A typical relative scheduling call looks like this:

schedule_task(
  mode="prompt_agent",
  delay_minutes=10,
  prompt_text="Check the PR again and tell me if there are new comments."
)

Session Routing#

Both attachment delivery and scheduling need to know which Telegram chat should receive the side effect. The MCP layer resolves that from a local state file maintained by the bot runtime.

AcpAgentService persists a session_id -> chat_id mapping, and the MCP server reads that mapping when a tool call arrives. If a tool call does not provide session_id, the server tries to infer it. The inference order is intentionally conservative: if there is only one active mapped session, it uses that; otherwise it tries the last active session remembered by the channel state.

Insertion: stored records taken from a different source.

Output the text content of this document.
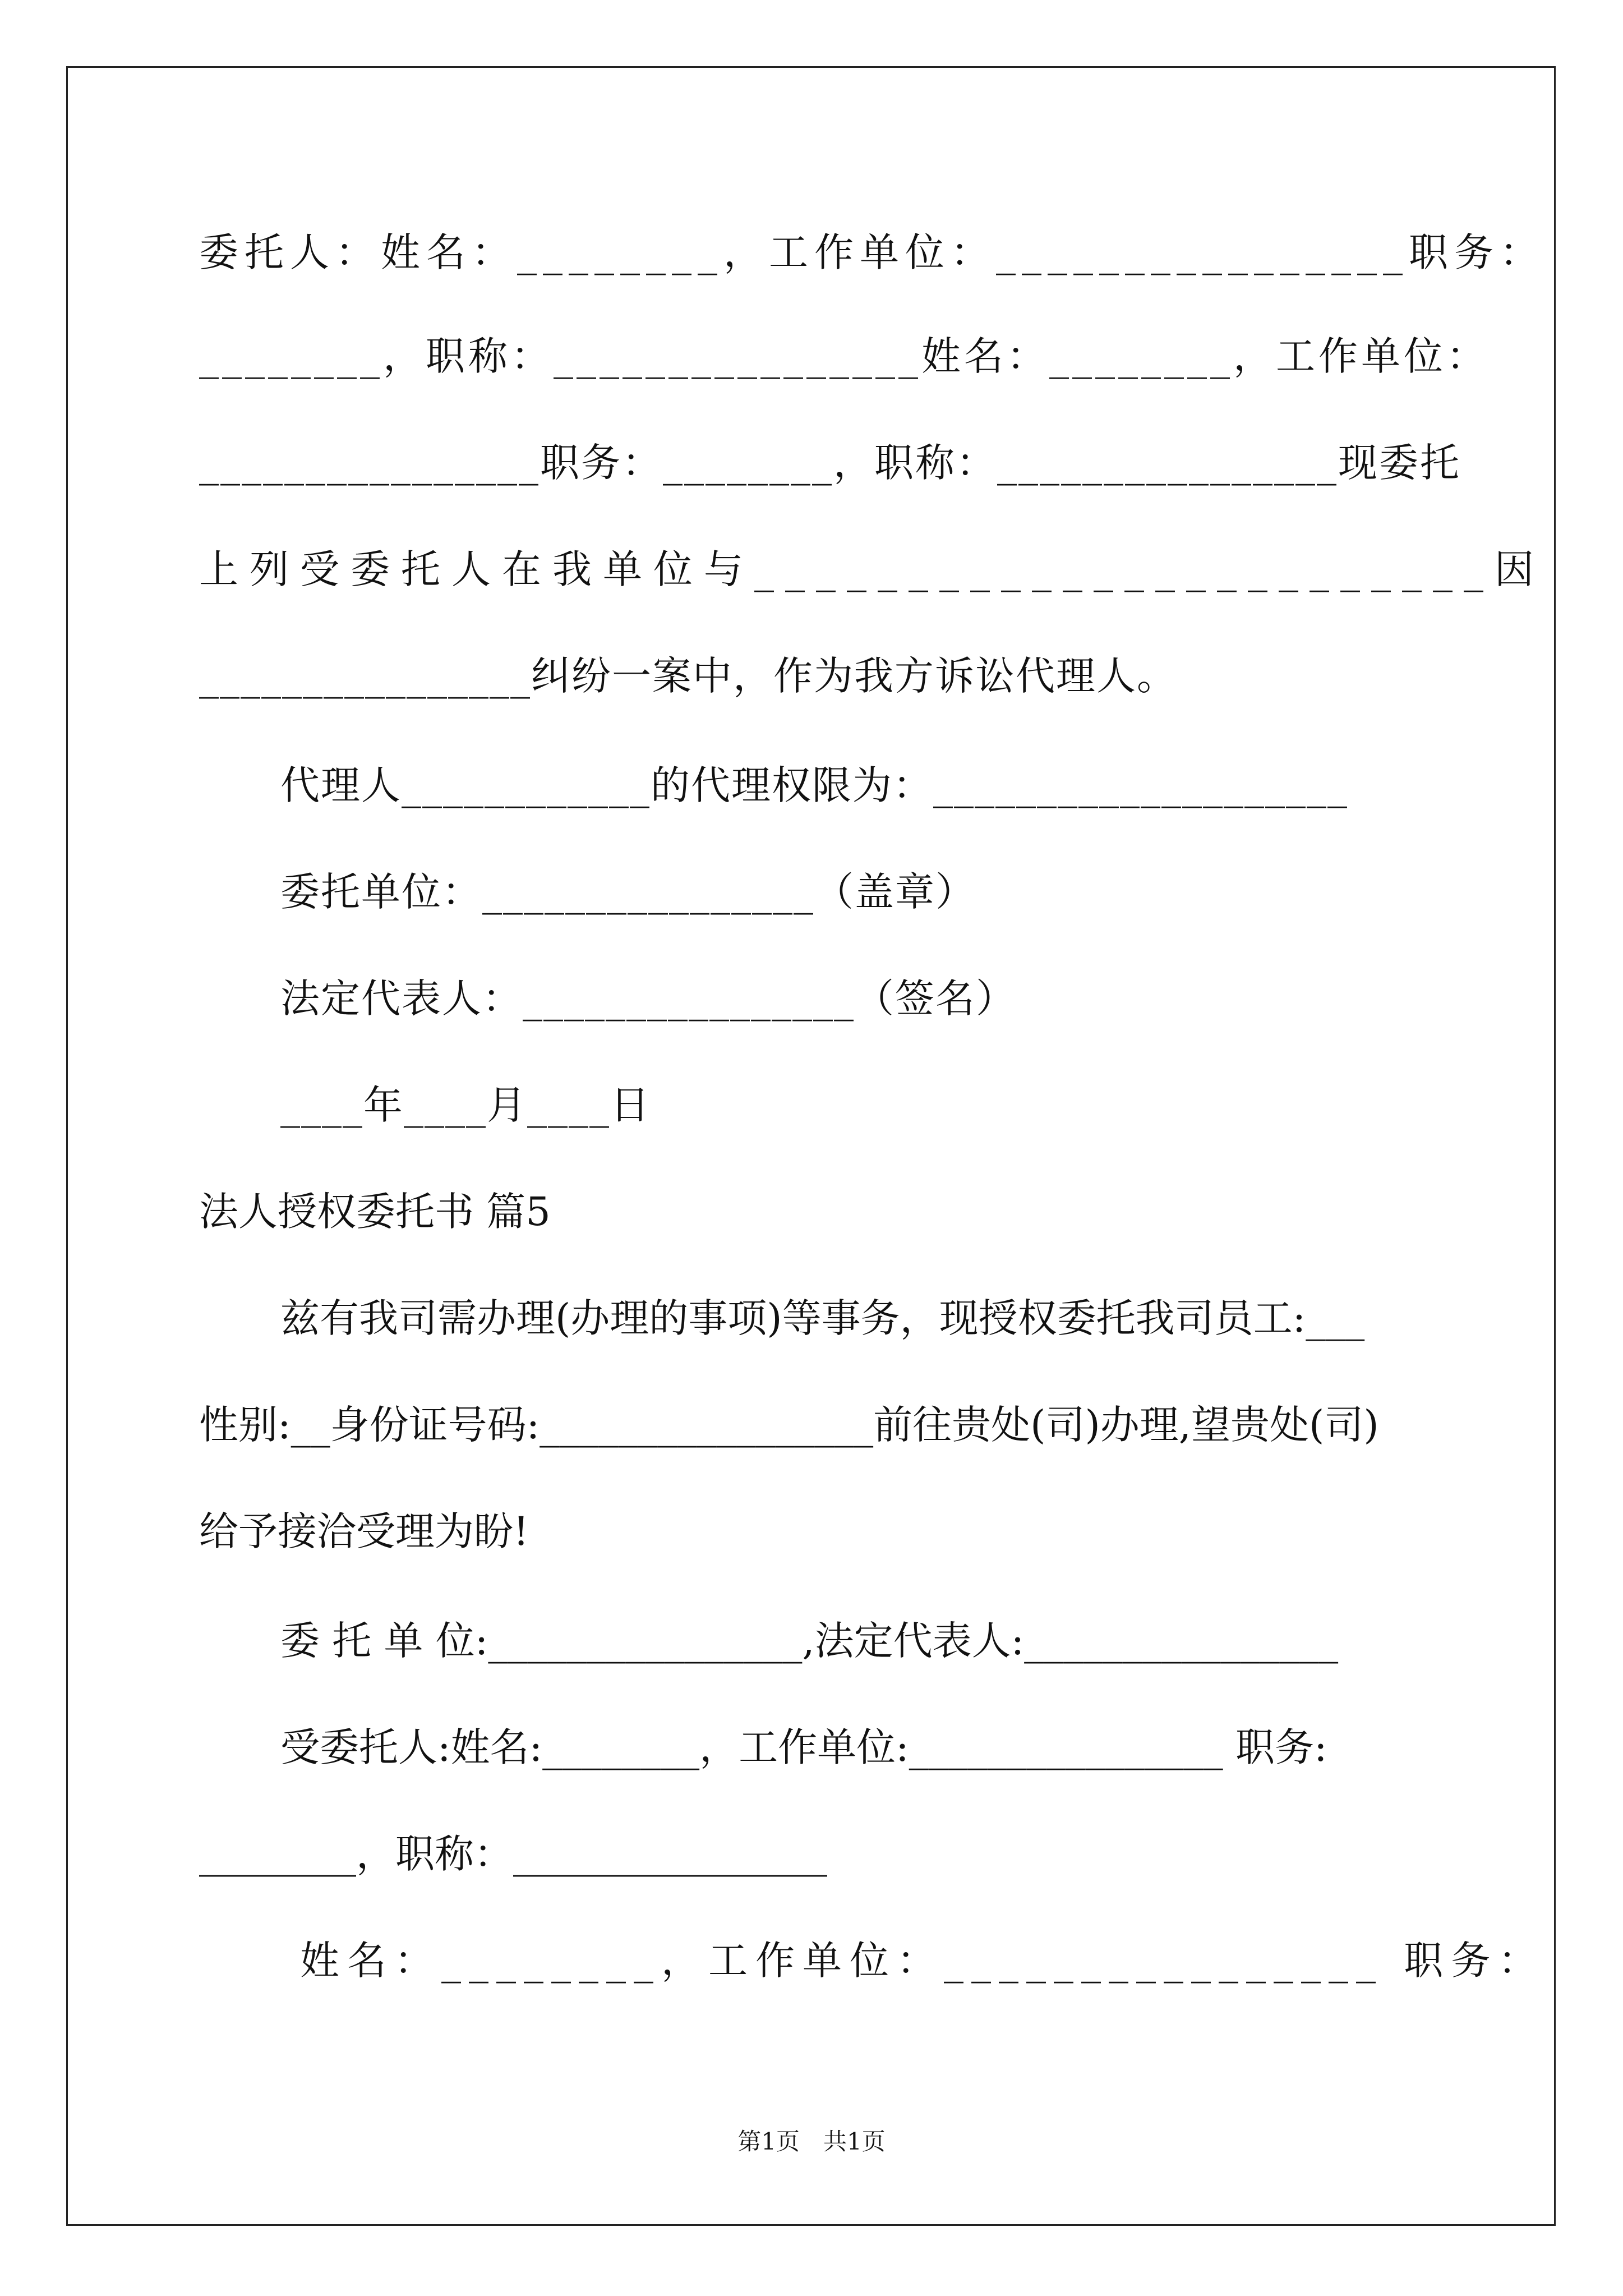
委托人：姓名：________，工作单位：________________职务：
________，职称：________________姓名：________，工作单位：
________________职务：________，职称：________________现委托
上列受委托人在我单位与________________________因
________________纠纷一案中，作为我方诉讼代理人。
代理人____________的代理权限为：____________________
委托单位：________________（盖章）
法定代表人：________________（签名）
____年____月____日
法人授权委托书 篇5
兹有我司需办理(办理的事项)等事务，现授权委托我司员工:___
性别:__身份证号码:_________________前往贵处(司)办理,望贵处(司)
给予接洽受理为盼!
委 托 单 位:________________,法定代表人:________________
受委托人:姓名:________，工作单位:________________ 职务:
________，职称：________________
姓名：________，工作单位：________________ 职务：
第1页　共1页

If neither rule produces a safe answer, the tool returns an explicit error rather than guessing.

This routing model is what allows an agent response such as “send me the screenshot” or “remind me in 20 minutes” to affect the same Telegram chat that originated the ACP session.

Why You May See Multiple Tool Calls#

One source of confusion during development is that Telegram may show more than one Tool call block for the same MCP tool during a single agent turn. That does not necessarily mean the side effect happened twice.

The agent is free to call a tool more than once while deciding parameters or retrying a failed attempt. For example, it may first try one shape of schedule_task and then retry with corrected arguments. The reliable source of truth is the underlying side effect itself. For deferred follow-ups, that source of truth is the row persisted in ACP_SCHEDULED_TASKS_DB. If only one task row was created, only one schedule survived.

Example Sequence#

The attachment flow is a good concrete example because it is short and easy to visualize:

        sequenceDiagram
    participant U as Telegram user
    participant B as Bot runtime
    participant A as ACP agent
    participant M as MCP telegram-channel
    participant T as Telegram Bot API

    U->>B: "Send me the generated screenshot"
    B->>A: ACP prompt
    A->>M: telegram_send_attachment(data_base64="...", name="artifact.png")
    M->>M: resolve session_id and chat_id
    M->>T: sendPhoto(chat_id, artifact.png)
    T-->>U: image delivered
    M-->>A: { ok: true, delivered_as: "photo" }
    A-->>B: final reply text
    B-->>U: confirmation message
    

Current Limits#

The MCP layer is intentionally small. It does not implement follow-up suggestion buttons yet, and multi-session ambiguity can still require an explicit session_id. That is a tradeoff in favor of predictable routing and debuggable behavior.